Tier C Weak Hardening Defence-in-depth gap. Not directly exploitable but reduces attack surface resilience.
Tier D Observed Behaviour Noted behaviour. Not evidence of a vulnerability in current context.
Tier A  │  CWE-639  │  IDOR via path traversal

Evidence: Actor 1 session token retrieves Actor 2 order data
Confidence: confirmed_behavior
Validation: Response body contains different user's PII
Fix: Implement object-level authorisation checks bound to session identity

Findings are not pattern matches. They are behaviourally validated outcomes.
If a finding reaches Tier A, it has been reproduced, cross-validated, and confirmed exploitable.

Signal-to-noise performance

22,748 → 72
Raw probe signals reduced to actionable findings. One endpoint. Full mode. Zero false positives in Tier A.
600+
Concurrent probes per endpoint across 12 independent test suites. 14 injection categories. 50+ reclassification rules.
5-tier
Evidence classification hierarchy. confirmed_behavior → target_responded → inconclusive → transport_failed → scanner_rejected.
Methodology: The signal fusion pipeline processes 600+ probes per endpoint across 12 concurrent suites.
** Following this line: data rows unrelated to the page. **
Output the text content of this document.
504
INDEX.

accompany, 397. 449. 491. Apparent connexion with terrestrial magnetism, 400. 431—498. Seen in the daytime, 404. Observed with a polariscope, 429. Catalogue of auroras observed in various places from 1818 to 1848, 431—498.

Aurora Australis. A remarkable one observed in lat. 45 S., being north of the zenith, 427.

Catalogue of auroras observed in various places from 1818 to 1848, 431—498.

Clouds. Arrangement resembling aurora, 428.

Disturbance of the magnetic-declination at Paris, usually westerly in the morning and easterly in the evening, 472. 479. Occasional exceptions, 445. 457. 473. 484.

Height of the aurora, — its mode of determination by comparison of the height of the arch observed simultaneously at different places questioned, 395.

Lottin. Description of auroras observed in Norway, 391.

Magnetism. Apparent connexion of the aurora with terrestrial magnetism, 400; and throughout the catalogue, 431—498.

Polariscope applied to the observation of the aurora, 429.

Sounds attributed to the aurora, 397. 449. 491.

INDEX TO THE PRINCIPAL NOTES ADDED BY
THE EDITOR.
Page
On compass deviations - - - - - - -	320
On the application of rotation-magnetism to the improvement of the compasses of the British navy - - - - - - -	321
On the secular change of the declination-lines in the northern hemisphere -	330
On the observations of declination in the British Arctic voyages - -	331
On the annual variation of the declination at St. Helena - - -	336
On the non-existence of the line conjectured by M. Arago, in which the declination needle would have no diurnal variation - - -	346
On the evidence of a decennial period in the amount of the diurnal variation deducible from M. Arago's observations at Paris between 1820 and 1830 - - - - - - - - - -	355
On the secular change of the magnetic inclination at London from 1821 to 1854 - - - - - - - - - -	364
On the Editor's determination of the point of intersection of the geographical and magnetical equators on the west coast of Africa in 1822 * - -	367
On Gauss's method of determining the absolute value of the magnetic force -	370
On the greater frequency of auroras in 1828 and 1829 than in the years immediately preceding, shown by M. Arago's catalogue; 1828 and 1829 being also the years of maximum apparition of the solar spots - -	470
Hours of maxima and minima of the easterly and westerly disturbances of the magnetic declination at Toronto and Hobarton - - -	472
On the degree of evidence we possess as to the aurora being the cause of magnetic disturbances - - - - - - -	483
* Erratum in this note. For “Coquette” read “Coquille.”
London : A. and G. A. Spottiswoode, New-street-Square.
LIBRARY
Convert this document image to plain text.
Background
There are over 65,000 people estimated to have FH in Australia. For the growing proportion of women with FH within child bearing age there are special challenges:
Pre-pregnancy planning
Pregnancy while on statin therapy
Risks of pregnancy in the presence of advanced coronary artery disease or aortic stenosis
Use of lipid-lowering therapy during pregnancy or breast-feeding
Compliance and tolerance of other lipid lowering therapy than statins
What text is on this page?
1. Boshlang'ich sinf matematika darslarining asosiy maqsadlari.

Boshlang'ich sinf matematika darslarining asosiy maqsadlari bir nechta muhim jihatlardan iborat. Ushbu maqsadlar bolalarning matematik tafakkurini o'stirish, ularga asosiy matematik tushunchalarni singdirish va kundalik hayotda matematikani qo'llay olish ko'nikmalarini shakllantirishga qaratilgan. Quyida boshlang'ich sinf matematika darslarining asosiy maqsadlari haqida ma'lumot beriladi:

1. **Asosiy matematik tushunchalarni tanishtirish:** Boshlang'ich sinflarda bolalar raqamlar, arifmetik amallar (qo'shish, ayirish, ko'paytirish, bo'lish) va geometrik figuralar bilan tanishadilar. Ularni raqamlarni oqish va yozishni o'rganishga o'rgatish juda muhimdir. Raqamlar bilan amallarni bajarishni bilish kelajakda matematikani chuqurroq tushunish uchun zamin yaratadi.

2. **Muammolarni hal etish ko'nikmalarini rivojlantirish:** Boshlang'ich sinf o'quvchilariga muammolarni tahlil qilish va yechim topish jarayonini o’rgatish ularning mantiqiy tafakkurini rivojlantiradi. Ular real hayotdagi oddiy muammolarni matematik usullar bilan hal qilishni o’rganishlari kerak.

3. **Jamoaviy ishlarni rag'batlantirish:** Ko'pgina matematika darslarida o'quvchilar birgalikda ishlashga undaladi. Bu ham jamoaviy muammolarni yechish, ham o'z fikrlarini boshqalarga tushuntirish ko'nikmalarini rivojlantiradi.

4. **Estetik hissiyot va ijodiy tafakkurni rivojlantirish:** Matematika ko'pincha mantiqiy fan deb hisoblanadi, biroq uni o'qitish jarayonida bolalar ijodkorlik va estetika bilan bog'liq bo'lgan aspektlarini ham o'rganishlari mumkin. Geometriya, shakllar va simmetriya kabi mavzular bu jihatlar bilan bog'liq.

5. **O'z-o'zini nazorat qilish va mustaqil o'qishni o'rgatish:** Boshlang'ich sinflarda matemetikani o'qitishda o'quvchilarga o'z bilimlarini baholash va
Raw results pass through a five-level evidence classifier (confirmed_behavior → target_responded → inconclusive → transport_failed → scanner_rejected), then through 50+ context-aware reclassification rules that account for endpoint properties (public vs. protected, read vs. write, data sensitivity). The grouping engine consolidates related findings — four missing security headers become one hardening item, not four. Behavioural multipliers weight confirmed exploit classes (auth bypass ×1.5, privilege escalation ×1.4, race condition ×1.3) to ensure scoring reflects real-world impact, not probe count.
Validated against OWASP API Top 10 attack patterns across 38+ vulnerable endpoint configurations.

Developer entry point

$ pip install apistrike
$ apistrike scan --behavioural ./spec.yaml

Supported Formats

  • OpenAPI 3.x / Swagger 2.0
  • Single endpoint URL
  • JSON export

Execution Modes

  • --mode quick  9 suites, ~150s
  • --mode full  12 suites, ~300s
  • --output json  machine-readable
Security testing that ignores behaviour will miss behavioural exploits.

ABPT is not an extension of DAST. It replaces it.